The Court-Appointed Special Advocates for Children (CASA_ program is still looking to the community for donations to help support the volunteers of McDonough County.

The county board voted in October to approve a court fee for CASA funding. This fee went into effect on December 1, but CASA volunteers don’t plan to rely on these funds for several more months.

“It takes a while for it to actually be collected,” said Clairice Hetzler, Executive Director of the Advocacy Network for Children.

The Advocacy Network for Children oversees CASA in McDonough County along with similar programs in eight other counties in the area.
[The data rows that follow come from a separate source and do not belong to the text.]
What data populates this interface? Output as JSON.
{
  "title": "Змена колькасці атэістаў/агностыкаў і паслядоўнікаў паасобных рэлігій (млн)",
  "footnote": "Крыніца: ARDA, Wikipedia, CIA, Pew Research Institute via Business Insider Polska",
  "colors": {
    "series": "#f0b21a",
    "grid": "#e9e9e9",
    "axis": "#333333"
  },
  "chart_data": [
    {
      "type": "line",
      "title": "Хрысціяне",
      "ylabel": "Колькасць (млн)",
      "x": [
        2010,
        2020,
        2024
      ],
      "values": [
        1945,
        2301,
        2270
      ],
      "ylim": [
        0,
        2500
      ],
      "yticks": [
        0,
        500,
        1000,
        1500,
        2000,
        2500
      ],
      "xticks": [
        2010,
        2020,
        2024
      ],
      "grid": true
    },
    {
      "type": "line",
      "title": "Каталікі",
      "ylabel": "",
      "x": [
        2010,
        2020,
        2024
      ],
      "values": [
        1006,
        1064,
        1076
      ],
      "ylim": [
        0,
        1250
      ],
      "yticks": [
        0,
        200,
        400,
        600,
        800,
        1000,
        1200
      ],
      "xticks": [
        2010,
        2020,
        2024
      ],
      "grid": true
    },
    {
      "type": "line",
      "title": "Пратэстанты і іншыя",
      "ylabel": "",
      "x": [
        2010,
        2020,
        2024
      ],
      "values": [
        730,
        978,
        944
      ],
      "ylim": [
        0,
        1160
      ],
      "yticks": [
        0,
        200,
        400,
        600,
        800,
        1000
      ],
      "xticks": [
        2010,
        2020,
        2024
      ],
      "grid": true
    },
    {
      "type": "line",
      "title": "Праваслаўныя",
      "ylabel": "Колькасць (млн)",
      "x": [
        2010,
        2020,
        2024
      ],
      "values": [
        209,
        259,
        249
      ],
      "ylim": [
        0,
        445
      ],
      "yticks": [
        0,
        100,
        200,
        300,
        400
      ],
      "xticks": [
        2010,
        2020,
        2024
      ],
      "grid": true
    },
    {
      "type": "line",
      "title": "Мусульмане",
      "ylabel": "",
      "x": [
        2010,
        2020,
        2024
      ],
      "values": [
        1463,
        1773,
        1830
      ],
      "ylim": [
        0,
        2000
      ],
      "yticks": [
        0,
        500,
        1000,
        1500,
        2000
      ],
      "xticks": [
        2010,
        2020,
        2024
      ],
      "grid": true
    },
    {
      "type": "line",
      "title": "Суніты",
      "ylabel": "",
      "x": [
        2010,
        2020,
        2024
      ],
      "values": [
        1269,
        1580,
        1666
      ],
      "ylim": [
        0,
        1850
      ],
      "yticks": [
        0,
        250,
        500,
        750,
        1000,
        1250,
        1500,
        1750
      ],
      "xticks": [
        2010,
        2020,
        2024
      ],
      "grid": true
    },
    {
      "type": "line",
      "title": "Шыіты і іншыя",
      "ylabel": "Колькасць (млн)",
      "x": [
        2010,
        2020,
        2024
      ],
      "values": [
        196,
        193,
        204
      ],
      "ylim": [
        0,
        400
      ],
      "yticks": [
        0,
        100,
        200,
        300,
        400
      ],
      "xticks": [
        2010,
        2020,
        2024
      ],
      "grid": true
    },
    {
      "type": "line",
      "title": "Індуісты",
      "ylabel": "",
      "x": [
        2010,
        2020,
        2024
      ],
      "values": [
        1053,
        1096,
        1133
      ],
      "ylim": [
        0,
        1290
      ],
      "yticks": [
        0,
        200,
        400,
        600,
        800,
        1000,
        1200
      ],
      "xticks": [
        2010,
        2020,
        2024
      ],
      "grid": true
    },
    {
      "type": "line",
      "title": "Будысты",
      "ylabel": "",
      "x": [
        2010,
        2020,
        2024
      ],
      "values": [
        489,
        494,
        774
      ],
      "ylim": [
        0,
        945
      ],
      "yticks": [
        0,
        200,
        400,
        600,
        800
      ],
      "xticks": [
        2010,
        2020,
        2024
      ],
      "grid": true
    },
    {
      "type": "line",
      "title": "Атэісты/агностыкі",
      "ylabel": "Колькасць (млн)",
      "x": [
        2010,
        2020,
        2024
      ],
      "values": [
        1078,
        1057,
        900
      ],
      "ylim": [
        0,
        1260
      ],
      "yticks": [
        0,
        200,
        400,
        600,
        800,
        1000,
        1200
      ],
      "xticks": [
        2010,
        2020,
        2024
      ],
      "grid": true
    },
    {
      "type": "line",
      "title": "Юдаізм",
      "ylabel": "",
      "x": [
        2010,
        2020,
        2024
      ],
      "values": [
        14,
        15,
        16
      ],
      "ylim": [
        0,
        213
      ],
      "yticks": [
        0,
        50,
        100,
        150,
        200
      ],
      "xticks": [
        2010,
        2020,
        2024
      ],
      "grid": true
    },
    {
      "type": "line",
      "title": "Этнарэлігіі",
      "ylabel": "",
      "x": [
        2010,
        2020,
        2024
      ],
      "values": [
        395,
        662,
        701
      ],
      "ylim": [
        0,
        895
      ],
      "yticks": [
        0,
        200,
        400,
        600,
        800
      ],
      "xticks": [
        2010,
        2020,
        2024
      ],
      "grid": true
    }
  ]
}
The CASA program started in McDonough County in July 2011 and has relied on grants and donations from community groups to support its 16 volunteers.
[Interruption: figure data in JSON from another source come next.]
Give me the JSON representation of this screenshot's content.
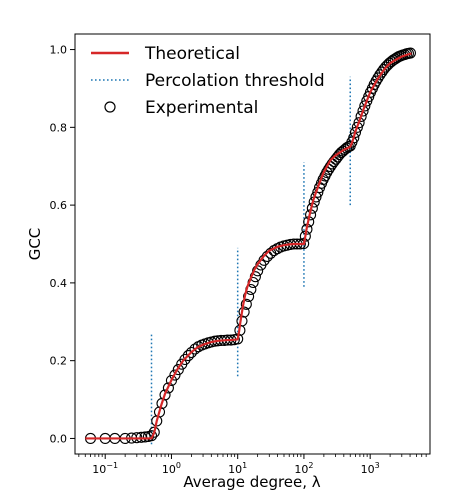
{
  "chart_data": {
    "type": "line",
    "xlabel": "Average degree, λ",
    "ylabel": "GCC",
    "xscale": "log",
    "xlim": [
      0.035,
      8000
    ],
    "ylim": [
      -0.04,
      1.04
    ],
    "xticks": [
      {
        "value": 0.1,
        "base": "10",
        "exp": "−1"
      },
      {
        "value": 1,
        "base": "10",
        "exp": "0"
      },
      {
        "value": 10,
        "base": "10",
        "exp": "1"
      },
      {
        "value": 100,
        "base": "10",
        "exp": "2"
      },
      {
        "value": 1000,
        "base": "10",
        "exp": "3"
      }
    ],
    "yticks": [
      "0.0",
      "0.2",
      "0.4",
      "0.6",
      "0.8",
      "1.0"
    ],
    "grid": false,
    "legend_position": "top-left",
    "series": [
      {
        "name": "Theoretical",
        "style": "solid-line",
        "color": "#d62728",
        "x": [
          0.05,
          0.1,
          0.2,
          0.3,
          0.4,
          0.5,
          0.55,
          0.6,
          0.7,
          0.8,
          1,
          1.2,
          1.5,
          2,
          2.5,
          3,
          4,
          5,
          6,
          7,
          8,
          9,
          10,
          10.5,
          11,
          12,
          13,
          14,
          16,
          18,
          20,
          25,
          30,
          40,
          50,
          60,
          70,
          80,
          90,
          100,
          105,
          110,
          120,
          130,
          140,
          150,
          170,
          200,
          250,
          300,
          400,
          500,
          530,
          560,
          600,
          700,
          800,
          1000,
          1300,
          1700,
          2000,
          2500,
          3000,
          3500,
          4200
        ],
        "values": [
          0,
          0,
          0,
          0,
          0,
          0,
          0.015,
          0.045,
          0.085,
          0.115,
          0.15,
          0.175,
          0.2,
          0.222,
          0.235,
          0.241,
          0.248,
          0.251,
          0.252,
          0.253,
          0.253,
          0.254,
          0.255,
          0.275,
          0.3,
          0.34,
          0.37,
          0.39,
          0.415,
          0.435,
          0.448,
          0.47,
          0.483,
          0.493,
          0.497,
          0.499,
          0.5,
          0.5,
          0.5,
          0.5,
          0.52,
          0.54,
          0.57,
          0.595,
          0.615,
          0.63,
          0.655,
          0.685,
          0.715,
          0.728,
          0.742,
          0.75,
          0.76,
          0.772,
          0.79,
          0.82,
          0.848,
          0.89,
          0.925,
          0.953,
          0.965,
          0.975,
          0.982,
          0.986,
          0.99
        ]
      },
      {
        "name": "Percolation threshold",
        "style": "dotted-vertical",
        "color": "#1f77b4",
        "segments": [
          {
            "x": 0.5,
            "y0": -0.015,
            "y1": 0.27
          },
          {
            "x": 10,
            "y0": 0.16,
            "y1": 0.49
          },
          {
            "x": 100,
            "y0": 0.39,
            "y1": 0.71
          },
          {
            "x": 500,
            "y0": 0.6,
            "y1": 0.93
          }
        ]
      },
      {
        "name": "Experimental",
        "style": "open-circles",
        "color": "#000000",
        "x": [
          0.06,
          0.1,
          0.14,
          0.2,
          0.25,
          0.3,
          0.35,
          0.4,
          0.45,
          0.5,
          0.55,
          0.6,
          0.66,
          0.72,
          0.8,
          0.9,
          1,
          1.13,
          1.27,
          1.43,
          1.6,
          1.8,
          2,
          2.27,
          2.55,
          2.87,
          3.2,
          3.6,
          4,
          4.5,
          5,
          5.6,
          6.3,
          7,
          7.9,
          8.9,
          10,
          10.8,
          11.6,
          12.5,
          13.5,
          14.6,
          15.8,
          17.1,
          18.5,
          20,
          22.4,
          25,
          28,
          31.5,
          35.3,
          39.6,
          44.4,
          49.8,
          55.8,
          62.6,
          70.2,
          78.7,
          88.3,
          99,
          105,
          111,
          118,
          126,
          134,
          143,
          152,
          162,
          172,
          184,
          195,
          208,
          221,
          236,
          251,
          267,
          284,
          303,
          322,
          343,
          365,
          389,
          414,
          441,
          469,
          500,
          530,
          565,
          600,
          640,
          680,
          730,
          780,
          830,
          890,
          950,
          1010,
          1080,
          1150,
          1230,
          1310,
          1400,
          1500,
          1600,
          1710,
          1830,
          1950,
          2090,
          2230,
          2380,
          2540,
          2710,
          2900,
          3100,
          3310,
          3540,
          3780,
          4050
        ],
        "values": [
          0,
          0,
          0,
          0,
          0.001,
          0.002,
          0.003,
          0.004,
          0.005,
          0.007,
          0.016,
          0.045,
          0.068,
          0.09,
          0.112,
          0.13,
          0.149,
          0.163,
          0.177,
          0.191,
          0.203,
          0.213,
          0.221,
          0.23,
          0.236,
          0.24,
          0.243,
          0.246,
          0.248,
          0.25,
          0.251,
          0.252,
          0.252,
          0.253,
          0.253,
          0.254,
          0.256,
          0.278,
          0.302,
          0.325,
          0.345,
          0.365,
          0.383,
          0.401,
          0.416,
          0.431,
          0.446,
          0.458,
          0.468,
          0.476,
          0.483,
          0.488,
          0.492,
          0.495,
          0.497,
          0.499,
          0.5,
          0.5,
          0.5,
          0.501,
          0.52,
          0.538,
          0.557,
          0.575,
          0.592,
          0.608,
          0.621,
          0.633,
          0.645,
          0.656,
          0.666,
          0.675,
          0.684,
          0.692,
          0.699,
          0.706,
          0.712,
          0.718,
          0.724,
          0.73,
          0.735,
          0.739,
          0.743,
          0.747,
          0.75,
          0.752,
          0.762,
          0.773,
          0.787,
          0.8,
          0.812,
          0.828,
          0.842,
          0.855,
          0.868,
          0.879,
          0.89,
          0.9,
          0.91,
          0.919,
          0.927,
          0.935,
          0.942,
          0.949,
          0.955,
          0.96,
          0.965,
          0.969,
          0.973,
          0.976,
          0.979,
          0.982,
          0.984,
          0.986,
          0.987,
          0.989,
          0.99,
          0.991
        ]
      }
    ]
  }
}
While county funding will be a beneficial source for the program, the new court fee may not be the solution to CASA’s financial need.

“We need to do our own fundraising to make [the program] self-supporting,” said Patricia Walton, an Associate Judge in the Ninth Judicial Circuit and supporter of the CASA program.

Judge Patricia Walton

“We need to be able to take care of our own program and our own children in McDonough County.”

CASA works with children and their non-offending family members to represent the best interest of the child in the court system.

Because Macomb no longer has a branch of the Department of Child and Family Services, Judge Walton said that the CASA program is an important part of the court system.

“CASA volunteers are the eyes and ears of the court,” said Judge Walton. “They have the opportunity to… provide a lot of information that perhaps a caseworker who is overloaded cannot. So it’s really critical to keeping children safe in our community.”